IRL: In Real Life (After Oscar, #1)(71)







The first letter arrived the next day. I found it sitting on the freshly polished front hall table after getting home from visiting Mom at the hospital. The house was spotless, the scent of banana bread drifting in from the kitchen. It was heavenly.

I didn’t realize who the letter was from at first, only that it was handwritten which meant it wasn’t likely junk mail. I slid it into my back pocket and forgot about it until I got ready for bed that night.

I opened it, expecting maybe a handwritten note from a neighbor offering a casserole or something, and was shocked to see it was signed by Wells.



Dear Conor,

I know you said not to text you, so I decided to try contacting you this way in the hope you could simply choose not to open it if you didn’t want to hear what I had to say. First of all, the most important thing is an apology. I discovered the first morning of our initial meeting that you wore the same tie as my sexy texter. Once I realized it was you, I was afraid to tell you in fear you’d hold it against me during the negotiations. And… there was something about NotSam that I couldn’t resist. I should have cut the texts off then, but I wasn’t strong enough. I wanted what I had with NotSam—the easy conversation, the steamy connection, the late-night confessions. It was the first time in a very long while I didn’t feel so alone.

But all of that means I was selfish, pure and simple. I didn’t tell you because if I did, I’d lose something precious. Which is ridiculous since I ended up losing it anyway. I’m so very sorry for hurting you, Conor. You deserve better than a man who would keep that from you. You deserve someone who will always put you above all others, including himself.

You asked me in our texts what my name was, and I told you it was Trace. That’s the name my mother always called me. There’s something about a child’s connection to his mother that makes her special name for him more… real somehow. As if she, more than anyone in the world, knows the real person beneath all masks.

But I didn’t tell you a funny story about the name. When I was very young, maybe four or five, my mother took me overseas to her hometown of Andorra la Vella between Spain and France. While we were there, every time my mother introduced me to someone new, they commented ‘Très adorable.’ I didn’t speak French, nor did I realize until years later that ‘Trace’ had come from the Spanish ‘tres’ since I was the third Wellington Grange. Meanwhile, I came home from that trip thinking my middle name was adorable. Whenever someone called me Wellington Archibald Grange the Third, I’d pout and correct them. “I am très adorable!”

On that note, I’ll say au revoir. Je suis très désolé. Tu occupes toutes mes pensées,

Wells/Trace



After looking up the French phrases to discover they meant “I’m very sorry” and “you are in all my thoughts,” I almost caved and texted him. But to what end? I really was too tired to even put two thoughts together. And I had approximately six hours before I had to be back at the shop in the morning. A broken heart over someone I’d basically known all of five minutes simply couldn’t take priority over my mother and the businesses I was attempting to keep afloat.

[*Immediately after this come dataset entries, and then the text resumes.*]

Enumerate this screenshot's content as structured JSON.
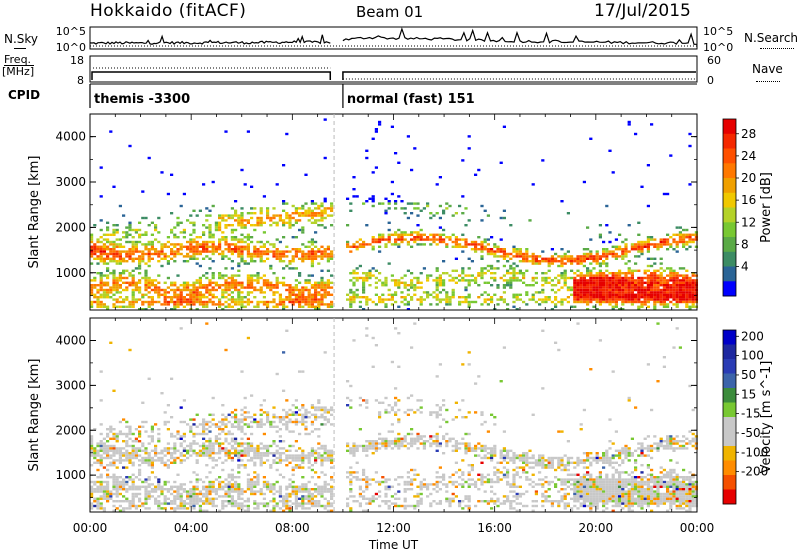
{
  "header": {
    "title": "Hokkaido (fitACF)",
    "beam": "Beam 01",
    "date": "17/Jul/2015"
  },
  "colors": {
    "power": [
      "#0000ff",
      "#2a6496",
      "#3c8c64",
      "#5aaa46",
      "#78c832",
      "#b4d228",
      "#f0c800",
      "#f0a000",
      "#ff7800",
      "#ff5000",
      "#f52800",
      "#e60000"
    ],
    "velocity": [
      "#e60000",
      "#f55000",
      "#ff8c00",
      "#f0b400",
      "#c8c8c8",
      "#c8c8c8",
      "#78c832",
      "#3c8c3c",
      "#3c64aa",
      "#2a3cb4",
      "#1e28a0",
      "#0000c8"
    ],
    "ground_scatter": "#c8c8c8"
  },
  "chart_data": [
    {
      "type": "line",
      "name_label": "N.Sky",
      "right_label": "N.Search",
      "left_ticks": [
        "10^5",
        "10^0"
      ],
      "right_ticks": [
        "10^5",
        "10^0"
      ],
      "data_gap_hours": [
        9.5,
        10.0
      ],
      "series": [
        {
          "x": [
            0.0,
            1.0,
            2.0,
            3.0,
            4.0,
            5.0,
            6.0,
            7.0,
            8.0,
            9.0,
            9.5
          ],
          "values": [
            0.4,
            0.5,
            0.45,
            0.55,
            0.5,
            0.6,
            0.55,
            0.6,
            0.7,
            0.65,
            0.6
          ]
        },
        {
          "x": [
            10.0,
            11.0,
            12.0,
            13.0,
            14.0,
            15.0,
            16.0,
            17.0,
            18.0,
            19.0,
            20.0,
            21.0,
            22.0,
            23.0,
            24.0
          ],
          "values": [
            1.2,
            1.8,
            1.6,
            1.5,
            1.4,
            1.2,
            1.0,
            0.9,
            0.8,
            0.7,
            0.7,
            0.6,
            0.55,
            0.5,
            0.45
          ]
        }
      ]
    },
    {
      "type": "line",
      "name_label": "Freq.",
      "unit_label": "[MHz]",
      "right_label": "Nave",
      "left_ticks": [
        "18",
        "8"
      ],
      "right_ticks": [
        "60",
        "0"
      ],
      "data_gap_hours": [
        9.5,
        10.0
      ]
    },
    {
      "type": "table",
      "name_label": "CPID",
      "segments": [
        {
          "label": "themis -3300",
          "x_start": 0.0,
          "x_end": 9.5
        },
        {
          "label": "normal (fast) 151",
          "x_start": 10.0,
          "x_end": 24.0
        }
      ]
    },
    {
      "type": "heatmap",
      "ylabel": "Slant Range [km]",
      "xlabel": "",
      "colorbar_label": "Power [dB]",
      "colorbar_ticks": [
        "28",
        "24",
        "20",
        "16",
        "12",
        "8",
        "4"
      ],
      "xlim": [
        0,
        24
      ],
      "ylim": [
        180,
        4500
      ],
      "yticks": [
        "1000",
        "2000",
        "3000",
        "4000"
      ],
      "data_gap_hours": [
        9.5,
        10.0
      ]
    },
    {
      "type": "heatmap",
      "ylabel": "Slant Range [km]",
      "xlabel": "Time UT",
      "colorbar_label": "Velocity [m s^-1]",
      "colorbar_ticks": [
        "200",
        "100",
        "50",
        "15",
        "-15",
        "-50",
        "-100",
        "-200"
      ],
      "xlim": [
        0,
        24
      ],
      "ylim": [
        180,
        4500
      ],
      "yticks": [
        "1000",
        "2000",
        "3000",
        "4000"
      ],
      "xticks": [
        "00:00",
        "04:00",
        "08:00",
        "12:00",
        "16:00",
        "20:00",
        "00:00"
      ],
      "data_gap_hours": [
        9.5,
        10.0
      ]
    }
  ]
}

I was asleep before I even thought to take the rest of my clothes off.

The following day brought more chaos at work, but that didn’t mean I didn’t think long and hard about the letter and gesture of help from Wells.

Every time I thought about him—which was at least a billion times a minute—my chest ached with such acute pain that I’d considered asking one of the doctors at the hospital if there was something physically wrong with me. It didn’t seem possible that heartache could be so literal. But it was.

“Excuse me, do you work here?”

I looked up from where I’d been paying some bills to see an older gentleman and a boy about nine years old standing at the open door to my tiny office in the back of the shop.

“Sorry, sir. Yes, I work here. Do you need help?”

“I’m looking for a basic chess set for my grandson here, and the lady up front was busy helping all the customers in line. I hate to bother you…”

I smiled at him. “It’s no bother, and I have a couple different ones I’d love to show you. My grandfather taught me how to play chess too,” I admitted. It brought back some warm memories that helped pass the next couple of busy hours in the shop before I took a long lunch break to visit Mom in the hospital.

When I got to her room later that afternoon, I told her about the pair. “They reminded me of Pop and me,” I said, settling in and unwrapping the sandwiches I’d picked up. I told her about my day at the shop while we ate. I was glad to see her appetite had picked up a little and her coloring was better.

“I heard from Deborah Hines earlier this morning,” Mom said when I stopped talking long enough for her to get a word in edgewise.

I glanced up at her. “I don’t know who that is. Someone at the university?”

She shook her head. “She’s Wells Grange’s assistant in New York.”

The sound of his name churned the food in my stomach. “Oh. Deb. Yeah. Is um… is everything okay with… ah, everything?”

Mom’s face turned serious, and she reached out a hand for mine. “She needed to confirm some contact information, which was odd in and of itself. But she also mentioned during the conversation that they were able to structure the deal in a way that allows me to get on Grange’s health insurance plan if I needed better health insurance. Theirs is supposedly some top-of-the-line plan heads above what I have through the university. And she also said they could add you to it. Which… doesn’t make much sense since you don’t really work for me.”